Josef Rohrer
Cold Case Ötzi.
Eine Spurensicherung von Alexander Horn, Oliver Peschel und Andreas Putzer.
Bozen: Folio-Verlag, Wien 2024
ISBN 978-3-85256-904-8
.Hardcover mit Lesebändchen, 174 Seiten, zahlreiche farvige Abbildungen
24,00€
Krimis boomen. Gefühlt gibt es wesentlich mehr literarische Mordopfer als in der Realität und die Dichte von Mord und Sonderkommission übersteigt wohl bei weitem die tatsächliche Ausstattung der Polizeibehörden. Noch im letzten idyllischen Winkel gibt es Mord und Totschlag. Vielleicht ist es der Grund, dass mittlerweile True Crime so eine große Rolle spielt, dass Podcasts und Zeitschriften alte Kriminalfälle aufräumen, besonders gerne natürlich die ungelösten Cold Cases
Da Archäologie schon immer wieder mit Kriminalistik verglichen worden ist, verwundert es nicht, dass dieser Trend auch auf die Archäologie übergreift.

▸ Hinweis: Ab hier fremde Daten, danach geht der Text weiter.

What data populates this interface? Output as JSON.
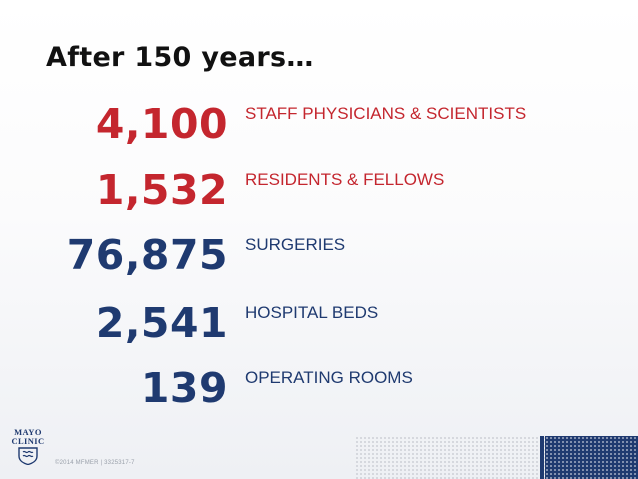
{
  "slide": {
    "title": "After 150 years…",
    "colors": {
      "number": "#c4262e",
      "label": "#c4262e",
      "title": "#111111",
      "brand": "#1f3a70"
    },
    "stats": [
      {
        "number": "4,100",
        "label": "STAFF PHYSICIANS & SCIENTISTS",
        "number_color": "#c4262e"
      },
      {
        "number": "1,532",
        "label": "RESIDENTS & FELLOWS",
        "number_color": "#c4262e"
      },
      {
        "number": "76,875",
        "label": "SURGERIES",
        "number_color": "#1f3a70"
      },
      {
        "number": "2,541",
        "label": "HOSPITAL BEDS",
        "number_color": "#1f3a70"
      },
      {
        "number": "139",
        "label": "OPERATING ROOMS",
        "number_color": "#1f3a70"
      }
    ],
    "logo": {
      "line1": "MAYO",
      "line2": "CLINIC",
      "icon": "mayo-shield-icon"
    },
    "footer": "©2014 MFMER | 3325317-7"
  }
}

Und Ötzi bietet sich hier natürlich an, seit 2001 entdeckt wurde, dass Ötzi von hinten mit einem Pfeil erschossen wurde. Seitdem rückt der Kriminalfall in den Mittelpunkt des Interesses, vor allem, aber nicht nur in populärwissenschaftliche Darstellungen. Ötzi ist in erster Linie ein Kriminalfall und weniger eine Quelle zur Kenntnis, kupferzeitlicher Gesellschaften. Und natürlich ist der Mann im Eis auch der Cold Case im unmittelbaren Sinne.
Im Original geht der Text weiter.